Sofern die Leukozytendepletion durch Filtration nach der Vollblutentnahme erfolgt, sollte das Vollblut vor der Weiterverarbeitung (Filtration des Vollblutes bzw. Komponententrennung vor der Filtration der Komponenten) erst nach einer Lagerung des Vollblutes von mindestens 4 bis 6 Stunden bei Raumtemperatur erfolgen, um das Abtöten kontaminierender Bakterien durch bakterizide Mechanismen des Blutes oder das Eindringen von Bakterien in Phagozyten zu ermöglichen (Vergl. Stellungnahme des Arbeitskreises Blut: Yersinia enterocolitica, abzurufen von der Homepage des RKI.

Damit zellständige Erreger sicher entfernt werden können, muss seitens der pharmazeutischen Unternehmer gezeigt werden (z.B. durch Zählung mit Vitalfarbstoff), dass die Lagerungsbedingungen (Zeit, Temperatur) vor der Filtration nicht zur Desintegration der Leukozyten führen.

Der Restleukozytengehalt darf 1x106 Leukozyten pro Transfusionseinheit nicht überschreiten. Diese Anforderung müssen entsprechend den europäischen Richtlinien "Guides to the preparation, use and quality assurance of blood components" (Council of Europe, 6th Ed. Jan. 2000) mehr als 90 % der geprüften Einheiten erfüllen bei einer Prüfhäufigkeit von 1%, mindestens aber 4 Einheiten bezogen auf die pro Monat hergestellte Anzahl der jeweiligen Blutkomponente.

III.

Zusammenfassend kann festgestellt werden, dass die Maßnahme unter Berücksichtigung des derzeitigen wissenschaftlichen Erkenntnisstandes geboten ist.

Der Nutzen der Leukozytendepletion der Blutkomponenten zur Transfusion im Hinblick auf die Reduktion der HLA-Alloimmunisierung, der Reduktion der leukozyten-vermittelten Fieberreaktionen sowie der Vermeidung der Übertragung zellständiger Viren und somit der Prävention vielfältiger sich daraus ergebender medizinischer Komplikationen ist nämlich belegt.

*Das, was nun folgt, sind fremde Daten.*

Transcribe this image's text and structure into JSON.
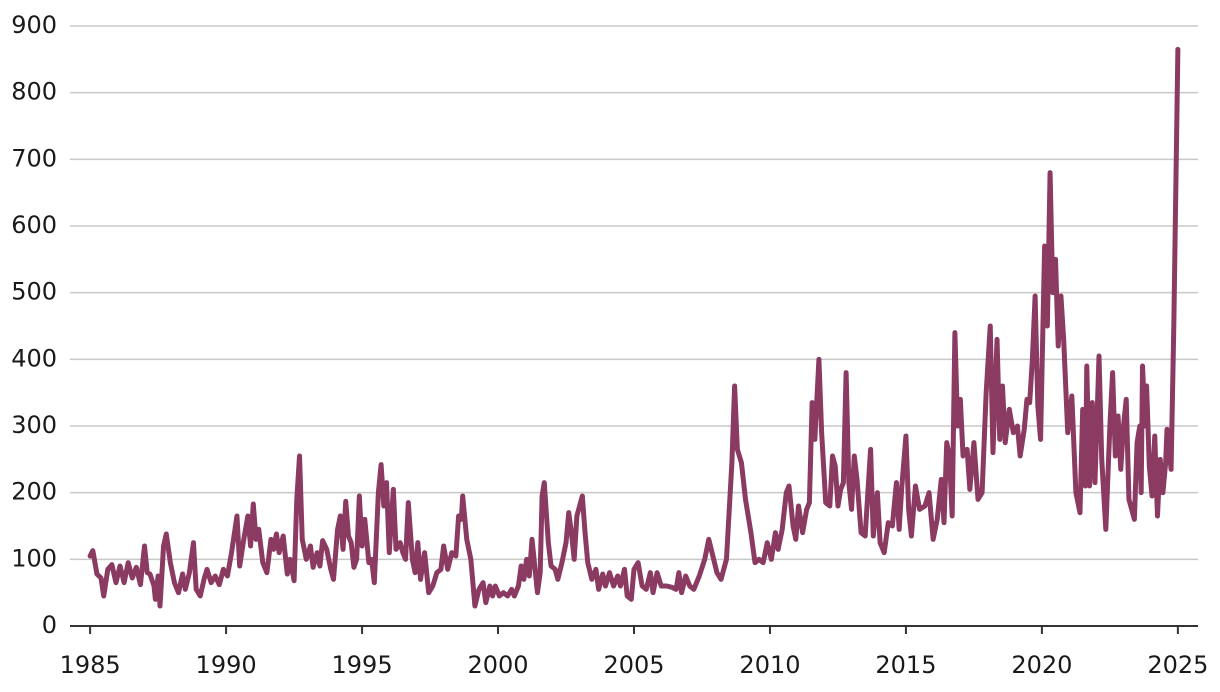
{
  "chart_data": {
    "type": "line",
    "x": [
      1985.0,
      1985.1,
      1985.25,
      1985.4,
      1985.5,
      1985.65,
      1985.8,
      1985.95,
      1986.1,
      1986.25,
      1986.4,
      1986.55,
      1986.7,
      1986.85,
      1987.0,
      1987.1,
      1987.2,
      1987.35,
      1987.4,
      1987.5,
      1987.57,
      1987.7,
      1987.8,
      1987.95,
      1988.1,
      1988.25,
      1988.4,
      1988.5,
      1988.65,
      1988.8,
      1988.9,
      1989.05,
      1989.2,
      1989.3,
      1989.45,
      1989.6,
      1989.75,
      1989.9,
      1990.05,
      1990.2,
      1990.4,
      1990.5,
      1990.65,
      1990.8,
      1990.9,
      1991.0,
      1991.1,
      1991.2,
      1991.35,
      1991.5,
      1991.65,
      1991.75,
      1991.85,
      1991.95,
      1992.1,
      1992.25,
      1992.35,
      1992.5,
      1992.6,
      1992.7,
      1992.8,
      1992.95,
      1993.1,
      1993.2,
      1993.35,
      1993.45,
      1993.55,
      1993.7,
      1993.85,
      1993.95,
      1994.1,
      1994.2,
      1994.3,
      1994.4,
      1994.5,
      1994.6,
      1994.7,
      1994.8,
      1994.9,
      1995.0,
      1995.1,
      1995.25,
      1995.35,
      1995.45,
      1995.6,
      1995.7,
      1995.8,
      1995.9,
      1996.0,
      1996.15,
      1996.25,
      1996.4,
      1996.5,
      1996.6,
      1996.7,
      1996.85,
      1996.95,
      1997.05,
      1997.15,
      1997.3,
      1997.45,
      1997.6,
      1997.75,
      1997.9,
      1998.0,
      1998.15,
      1998.3,
      1998.45,
      1998.55,
      1998.65,
      1998.7,
      1998.85,
      1999.0,
      1999.15,
      1999.3,
      1999.45,
      1999.55,
      1999.7,
      1999.8,
      1999.9,
      2000.05,
      2000.2,
      2000.35,
      2000.5,
      2000.6,
      2000.75,
      2000.85,
      2000.95,
      2001.05,
      2001.15,
      2001.25,
      2001.35,
      2001.45,
      2001.55,
      2001.62,
      2001.7,
      2001.85,
      2001.95,
      2002.1,
      2002.2,
      2002.35,
      2002.5,
      2002.6,
      2002.7,
      2002.8,
      2002.9,
      2003.1,
      2003.2,
      2003.3,
      2003.45,
      2003.6,
      2003.7,
      2003.85,
      2003.95,
      2004.1,
      2004.25,
      2004.4,
      2004.5,
      2004.65,
      2004.75,
      2004.9,
      2005.0,
      2005.15,
      2005.3,
      2005.45,
      2005.6,
      2005.7,
      2005.85,
      2006.0,
      2006.2,
      2006.4,
      2006.55,
      2006.65,
      2006.75,
      2006.9,
      2007.05,
      2007.2,
      2007.4,
      2007.6,
      2007.75,
      2007.9,
      2008.05,
      2008.2,
      2008.4,
      2008.6,
      2008.7,
      2008.8,
      2008.95,
      2009.1,
      2009.3,
      2009.45,
      2009.6,
      2009.75,
      2009.9,
      2010.05,
      2010.2,
      2010.3,
      2010.45,
      2010.6,
      2010.7,
      2010.85,
      2010.95,
      2011.05,
      2011.2,
      2011.35,
      2011.45,
      2011.55,
      2011.65,
      2011.8,
      2011.9,
      2012.05,
      2012.2,
      2012.3,
      2012.4,
      2012.5,
      2012.6,
      2012.7,
      2012.8,
      2012.9,
      2013.0,
      2013.1,
      2013.2,
      2013.35,
      2013.5,
      2013.7,
      2013.8,
      2013.95,
      2014.05,
      2014.2,
      2014.35,
      2014.5,
      2014.65,
      2014.75,
      2014.85,
      2015.0,
      2015.1,
      2015.2,
      2015.35,
      2015.5,
      2015.7,
      2015.85,
      2016.0,
      2016.15,
      2016.3,
      2016.4,
      2016.5,
      2016.6,
      2016.7,
      2016.8,
      2016.9,
      2017.0,
      2017.1,
      2017.25,
      2017.35,
      2017.5,
      2017.65,
      2017.8,
      2017.95,
      2018.1,
      2018.2,
      2018.35,
      2018.45,
      2018.55,
      2018.65,
      2018.8,
      2018.95,
      2019.1,
      2019.2,
      2019.35,
      2019.45,
      2019.55,
      2019.65,
      2019.75,
      2019.85,
      2019.95,
      2020.1,
      2020.2,
      2020.3,
      2020.4,
      2020.5,
      2020.6,
      2020.7,
      2020.8,
      2020.95,
      2021.1,
      2021.25,
      2021.4,
      2021.5,
      2021.6,
      2021.65,
      2021.75,
      2021.85,
      2021.95,
      2022.1,
      2022.2,
      2022.35,
      2022.5,
      2022.6,
      2022.7,
      2022.8,
      2022.9,
      2023.0,
      2023.1,
      2023.2,
      2023.4,
      2023.5,
      2023.6,
      2023.65,
      2023.7,
      2023.8,
      2023.85,
      2023.95,
      2024.05,
      2024.15,
      2024.25,
      2024.35,
      2024.45,
      2024.55,
      2024.6,
      2024.75,
      2024.85,
      2025.0
    ],
    "series": [
      {
        "color": "#8b3a62",
        "values": [
          105,
          113,
          78,
          72,
          45,
          85,
          92,
          65,
          90,
          65,
          95,
          72,
          88,
          62,
          120,
          80,
          78,
          60,
          40,
          75,
          30,
          120,
          138,
          95,
          65,
          50,
          78,
          55,
          80,
          125,
          55,
          45,
          72,
          85,
          65,
          75,
          62,
          85,
          75,
          110,
          165,
          90,
          130,
          165,
          120,
          183,
          130,
          145,
          95,
          80,
          130,
          115,
          138,
          110,
          135,
          78,
          100,
          68,
          190,
          255,
          130,
          100,
          120,
          88,
          110,
          90,
          128,
          115,
          85,
          70,
          145,
          165,
          115,
          187,
          135,
          125,
          88,
          100,
          195,
          120,
          160,
          95,
          100,
          65,
          200,
          242,
          180,
          215,
          110,
          205,
          115,
          125,
          110,
          100,
          185,
          100,
          80,
          125,
          70,
          110,
          50,
          60,
          80,
          85,
          120,
          85,
          110,
          105,
          165,
          160,
          195,
          130,
          100,
          30,
          55,
          65,
          35,
          60,
          45,
          60,
          45,
          50,
          45,
          55,
          45,
          60,
          90,
          70,
          100,
          75,
          130,
          90,
          50,
          80,
          195,
          215,
          125,
          90,
          85,
          70,
          95,
          125,
          170,
          140,
          100,
          165,
          195,
          140,
          95,
          70,
          85,
          55,
          78,
          60,
          80,
          60,
          75,
          60,
          85,
          45,
          40,
          85,
          95,
          60,
          55,
          80,
          50,
          80,
          60,
          60,
          58,
          55,
          80,
          50,
          75,
          60,
          55,
          75,
          100,
          130,
          105,
          80,
          70,
          100,
          245,
          360,
          265,
          245,
          190,
          140,
          95,
          100,
          95,
          125,
          100,
          140,
          115,
          145,
          200,
          210,
          150,
          130,
          180,
          140,
          175,
          185,
          335,
          280,
          400,
          290,
          185,
          180,
          255,
          240,
          180,
          205,
          215,
          380,
          215,
          175,
          255,
          220,
          140,
          135,
          265,
          135,
          200,
          125,
          110,
          155,
          150,
          215,
          145,
          210,
          285,
          175,
          135,
          210,
          175,
          180,
          200,
          130,
          160,
          220,
          155,
          275,
          255,
          165,
          440,
          300,
          340,
          255,
          265,
          205,
          275,
          190,
          200,
          350,
          450,
          260,
          430,
          280,
          360,
          275,
          325,
          290,
          300,
          255,
          295,
          340,
          335,
          400,
          495,
          330,
          280,
          570,
          450,
          680,
          500,
          550,
          420,
          495,
          430,
          290,
          345,
          200,
          170,
          325,
          210,
          390,
          210,
          335,
          215,
          405,
          250,
          145,
          300,
          380,
          255,
          315,
          235,
          300,
          340,
          190,
          160,
          275,
          300,
          200,
          390,
          300,
          360,
          240,
          195,
          285,
          165,
          250,
          200,
          245,
          295,
          235,
          450,
          865
        ]
      }
    ],
    "xlim": [
      1984.26,
      2025.74
    ],
    "xticks": [
      1985,
      1990,
      1995,
      2000,
      2005,
      2010,
      2015,
      2020,
      2025
    ],
    "ylim": [
      0,
      900
    ],
    "yticks": [
      0,
      100,
      200,
      300,
      400,
      500,
      600,
      700,
      800,
      900
    ],
    "grid": true
  }
}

Die Maßnahme ist auch verhältnismäßig, da effektive und schonende Verfahren zur Leukozytendepletion zur Verfügung stehen. Im Hinblick auf die Übertragung zellständiger Viren, Bakterien und zur Vermeidung der Alloimmunisierung ist ein möglichst niedriger Restleukozytengehalt anzustreben. Der geforderte Restleukozytengehalt von < 1x106 pro Einheit ist technisch derzeit realisierbar.

Die meisten Blutspendeeinrichtungen verfügen bereits über fiktiv zugelassene, zugelassene bzw. in Zulassung befindliche leukozytendepletierte Erythrozyten- und Thrombozytenkonzentrate und GFP.

Der Zeitpunkt bis zur Umsetzung ist realisierbar, da, wie dargestellt, die Technik zumeist bereits implementiert worden ist und der Zeitrahmen hinsichtlich der Erweiterung der Kapazität zur Herstellung ausschließlich leukozytendepletierter Blutkomponenten zur Transfusion und der damit verbundenen logistischen Probleme ausreichend erscheint. Die Möglichkeit, dass GFP, das bis zum 31.12.2000 nicht-leukozytendepletiert hergestellt wurde, noch weitere zwei Jahre abverkauft werden darf, ist vertretbar, weil ansonsten zu befürchten ist, dass die Versorgung der Bevölkerung nicht gewährleistet ist.

Es wird Ihnen Gelegenheit gegeben, zu dieser beabsichtigten Maßnahme bis zum 15.06.2000 Stellung zu nehmen.